In a move left unchallenged in this week's Democratic presidential debate, candidate Sen. Elizabeth Warren (D-MA) distanced herself from an immediate adoption of Medicare for All, with the release of an updated proposal that adopts a public option before completely shifting the U.S. health care system to a single-payer system.

Senator Warren's two-stage transition plan is aimed at assuaging concerns of what could happen with an abrupt upheaval of our current healthcare market:

  • The first 100 days would include passing several bills that would expand ACA coverage, create a public option with no premiums, and allow Americans over 50 to enroll in a Medicare-like program.
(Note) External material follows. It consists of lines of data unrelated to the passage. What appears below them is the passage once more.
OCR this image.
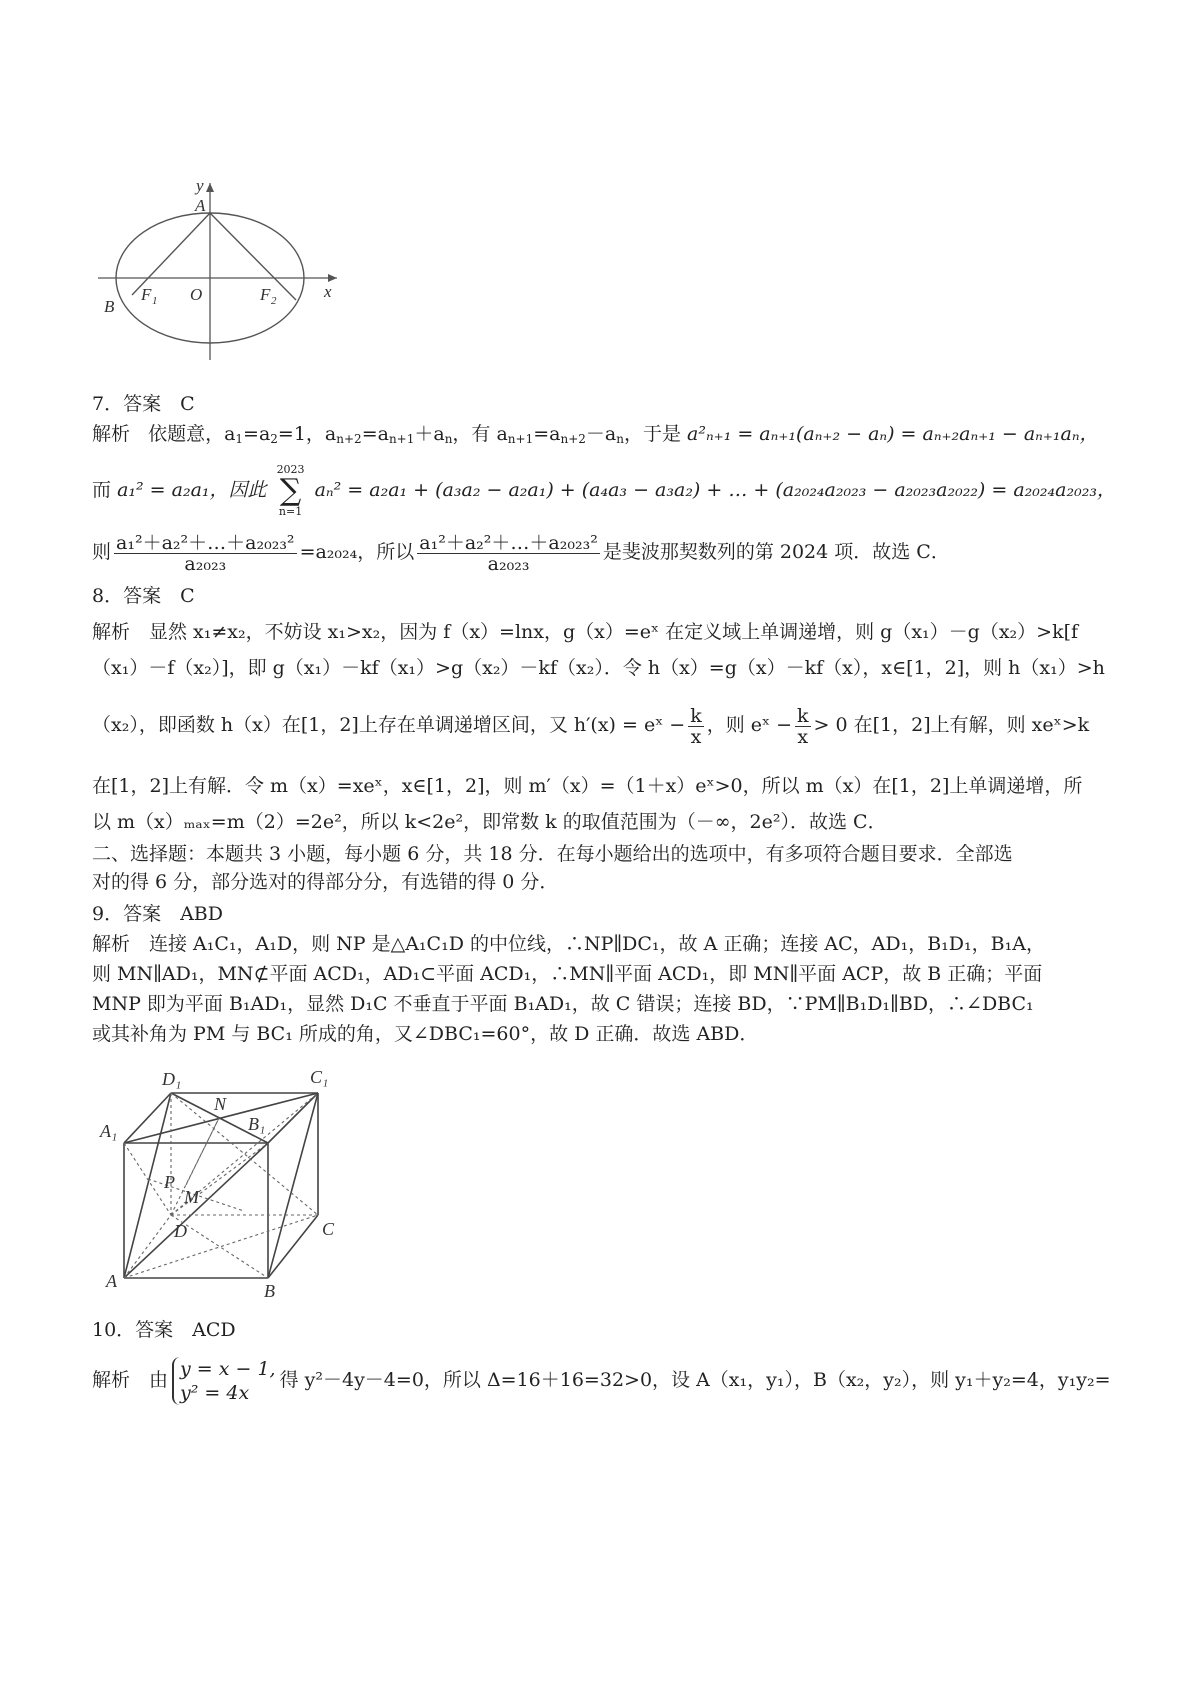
y
A
x
B
F 1 O	F 2
7．答案　C
解析 依题意，$a_1=a_2=1$，$a_{n+2}=a_{n+1}+a_n$，有 $a_{n+1}=a_{n+2}-a_n$，于是 a²ₙ₊₁ = aₙ₊₁(aₙ₊₂ − aₙ) = aₙ₊₂aₙ₊₁ − aₙ₊₁aₙ，
而 a₁² = a₂a₁，因此
2023
∑
n=1
aₙ² = a₂a₁ + (a₃a₂ − a₂a₁) + (a₄a₃ − a₃a₂) + … + (a₂₀₂₄a₂₀₂₃ − a₂₀₂₃a₂₀₂₂) = a₂₀₂₄a₂₀₂₃，
则 $\frac{\text{a₁²＋a₂²＋…＋a₂₀₂₃²}}{\text{a₂₀₂₃}} =a_{2024}$，所以 $\frac{\text{a₁²＋a₂²＋…＋a₂₀₂₃²}}{\text{a₂₀₂₃}}$ 是斐波那契数列的第 2024 项．故选 C．
8．答案　C
解析　显然 x₁≠x₂，不妨设 x₁>x₂，因为 f（x）=lnx，g（x）=eˣ 在定义域上单调递增，则 g（x₁）－g（x₂）>k[f
（x₁）－f（x₂）]，即 g（x₁）－kf（x₁）>g（x₂）－kf（x₂）．令 h（x）=g（x）－kf（x），x∈[1，2]，则 h（x₁）>h
（x₂），即函数 h（x）在[1，2]上存在单调递增区间，又 h′(x) = eˣ − $\frac{k}{x}$ ，则 eˣ − $\frac{k}{x} > 0$ 在[1，2]上有解，则 xeˣ>k
在[1，2]上有解．令 m（x）=xeˣ，x∈[1，2]，则 m′（x）=（1＋x）eˣ>0，所以 m（x）在[1，2]上单调递增，所
以 m（x）ₘₐₓ=m（2）=2e²，所以 k<2e²，即常数 k 的取值范围为（－∞，2e²）．故选 C．
二、选择题：本题共 3 小题，每小题 6 分，共 18 分．在每小题给出的选项中，有多项符合题目要求．全部选
对的得 6 分，部分选对的得部分分，有选错的得 0 分．
9．答案　ABD
解析　连接 A₁C₁，A₁D，则 NP 是△A₁C₁D 的中位线，∴NP∥DC₁，故 A 正确；连接 AC，AD₁，B₁D₁，B₁A，
则 MN∥AD₁，MN⊄平面 ACD₁，AD₁⊂平面 ACD₁，∴MN∥平面 ACD₁，即 MN∥平面 ACP，故 B 正确；平面
MNP 即为平面 B₁AD₁，显然 D₁C 不垂直于平面 B₁AD₁，故 C 错误；连接 BD，∵PM∥B₁D₁∥BD，∴∠DBC₁
或其补角为 PM 与 BC₁ 所成的角，又∠DBC₁=60°，故 D 正确．故选 ABD．
D₁	C₁
N
B₁
A₁
P
M
C
D
A	B
10．答案　ACD
解析　由 y = x − 1,
y² = 4x
得 y²－4y－4=0，所以 Δ=16＋16=32>0，设 A（x₁，y₁），B（x₂，y₂），则 y₁＋y₂=4，y₁y₂=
  • By her third year in office, Sen. Warren is promising a Medicare for All bill will be passed by Congress and signed into law.
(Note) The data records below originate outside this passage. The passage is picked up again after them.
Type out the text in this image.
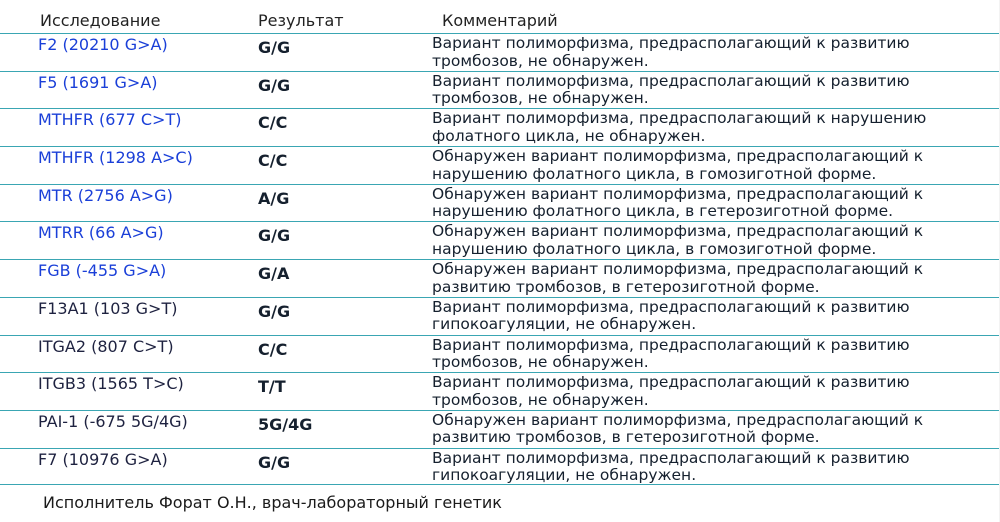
Исследование	Результат	Комментарий
F2 (20210 G>A)	G/G	Вариант полиморфизма, предрасполагающий к развитию тромбозов, не обнаружен.
F5 (1691 G>A)	G/G	Вариант полиморфизма, предрасполагающий к развитию тромбозов, не обнаружен.
MTHFR (677 C>T)	C/C	Вариант полиморфизма, предрасполагающий к нарушению фолатного цикла, не обнаружен.
MTHFR (1298 A>C)	C/C	Обнаружен вариант полиморфизма, предрасполагающий к нарушению фолатного цикла, в гомозиготной форме.
MTR (2756 A>G)	A/G	Обнаружен вариант полиморфизма, предрасполагающий к нарушению фолатного цикла, в гетерозиготной форме.
MTRR (66 A>G)	G/G	Обнаружен вариант полиморфизма, предрасполагающий к нарушению фолатного цикла, в гомозиготной форме.
FGB (-455 G>A)	G/A	Обнаружен вариант полиморфизма, предрасполагающий к развитию тромбозов, в гетерозиготной форме.
F13A1 (103 G>T)	G/G	Вариант полиморфизма, предрасполагающий к развитию гипокоагуляции, не обнаружен.
ITGA2 (807 C>T)	C/C	Вариант полиморфизма, предрасполагающий к развитию тромбозов, не обнаружен.
ITGB3 (1565 T>C)	T/T	Вариант полиморфизма, предрасполагающий к развитию тромбозов, не обнаружен.
PAI-1 (-675 5G/4G)	5G/4G	Обнаружен вариант полиморфизма, предрасполагающий к развитию тромбозов, в гетерозиготной форме.
F7 (10976 G>A)	G/G	Вариант полиморфизма, предрасполагающий к развитию гипокоагуляции, не обнаружен.
Исполнитель Форат О.Н., врач-лабораторный генетик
Why the change?  Sen. Warren has long been an advocate for Medicare for All, claiming she fully supported Sen. Bernie Sanders’ (I-VT) legislation.  However, the politics on the issue have since shifted.  When Sen. Warren first released her plan to pay for Medicare for All, it was hit with criticism from both the right and the left over its feasibility and its effects on the American economy.  Public polling also suggests support for Medicare for All greatly diminishes when it is explained that private insurance plans will be eliminated.

Debate downplays issue:  The fifth Democratic debate this week only briefly touched on health care, potentially demonstrating a move towards the center on the issue as the candidates appear more amenable to a more moderate plan.  Some progressives have expressed disappointment over Warren's change, arguing a policy priority in the third year of a presidency is no priority at all.